Das Atelier sieht seine Aufgabe darin, die individuellen Möglichkeiten so intensiv wie möglich zu fördern, zu diskutieren und zu entwickeln. Dieses Vorgehen scheint nach wie vor erfolgreich und wir sehen auch darin den Grund für den nun schon dreißigjährigen Bestand des Ateliers.


Die plastische Gestaltung im Atelier geht wie in den anderen Sparten ebenfalls vom Gegenständlichen aus, von der Modellierung von Portrait- und Aktmodellen. Unser Körperempfinden und unsere Tasterfahrung reagieren auf das Gegenüber von skulpturaler Körperhaftigkeit. Noch vor der Frage des Gegenständlichen interpretieren wir die Eigenschaften des gestalteten Materials inhaltlich, basierend auf unseren im allgemeinen Alltag und im speziellen Umgang mit Kunst entwickelten Erfahrungen.

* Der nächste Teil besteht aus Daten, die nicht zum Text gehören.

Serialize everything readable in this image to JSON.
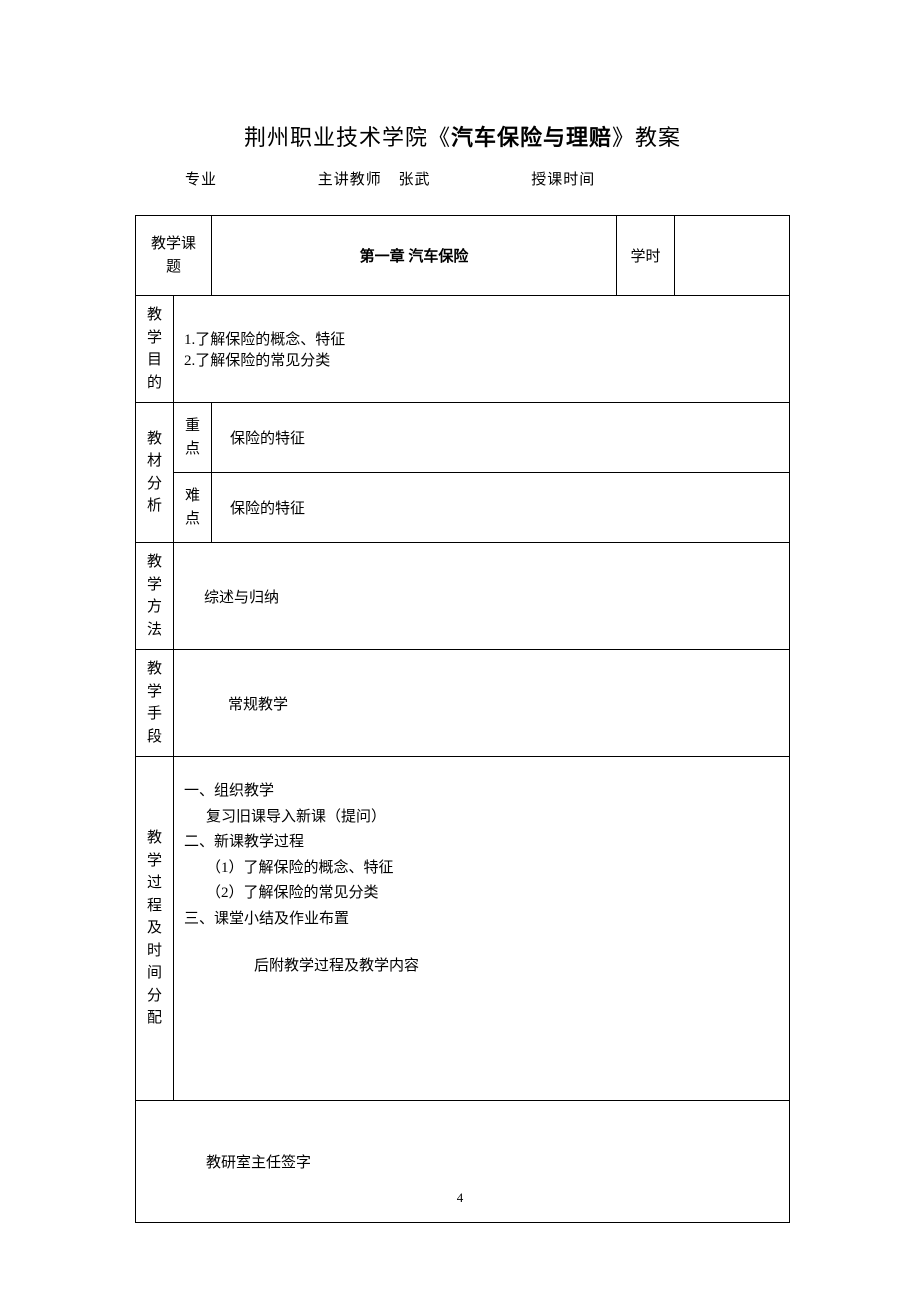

Die Entwicklung der eigenen künstlerischen Möglichkeiten wird von der Diskussion im Atelier und der Rückmeldung durch die Mitglieder entscheidend gefördert. In der gemeinsamen Diskussion und Betrachtung von Bildern bilden sich Auffassungen zur Qualität und Sinnhaftigkeit heraus, zu künstlerischen Haltungen und zu dem, was wir künstlerisches Denken nennen: Sprechen in Bildern.

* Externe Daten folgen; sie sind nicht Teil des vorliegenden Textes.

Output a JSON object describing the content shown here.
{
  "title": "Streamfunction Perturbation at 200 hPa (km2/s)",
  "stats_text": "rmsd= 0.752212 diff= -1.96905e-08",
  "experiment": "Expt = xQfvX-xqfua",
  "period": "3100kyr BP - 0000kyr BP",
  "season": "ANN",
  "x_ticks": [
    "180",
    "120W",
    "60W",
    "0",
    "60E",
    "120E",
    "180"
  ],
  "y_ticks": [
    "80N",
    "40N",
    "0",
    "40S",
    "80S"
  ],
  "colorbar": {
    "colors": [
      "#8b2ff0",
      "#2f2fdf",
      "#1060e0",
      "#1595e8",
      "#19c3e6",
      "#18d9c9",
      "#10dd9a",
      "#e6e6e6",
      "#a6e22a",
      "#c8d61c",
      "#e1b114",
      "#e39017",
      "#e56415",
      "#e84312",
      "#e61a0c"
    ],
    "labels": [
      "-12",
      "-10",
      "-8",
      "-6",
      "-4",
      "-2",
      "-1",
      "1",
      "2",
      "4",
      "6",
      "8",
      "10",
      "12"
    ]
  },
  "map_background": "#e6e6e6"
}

Wir, die wir im Atelier Römerberg arbeiten finden dort gemeinsame gedankliche und gestalterische Auffassungen vor, wir arbeiten mit Leuten zusammen, die die künstlerischen Experimente und Absichten begleiten, mit tragen und entwickeln helfen. Das macht die Qualität unserer bisherigen Arbeit aus und ist der Garant für eine (hoffentlich) dynamische Weiterentwicklung dieser Künstlergemeinschaft.

Wir wissen, dass es viele Wege gibt, Kunst auf die Füße zu stellen, und dass man alles auch ganz anders machen kann. Dieses Wissen ermahnt auch uns zur Aufmerksamkeit gegenüber Formen der Gegenwartskunst und zur Selbstkritik.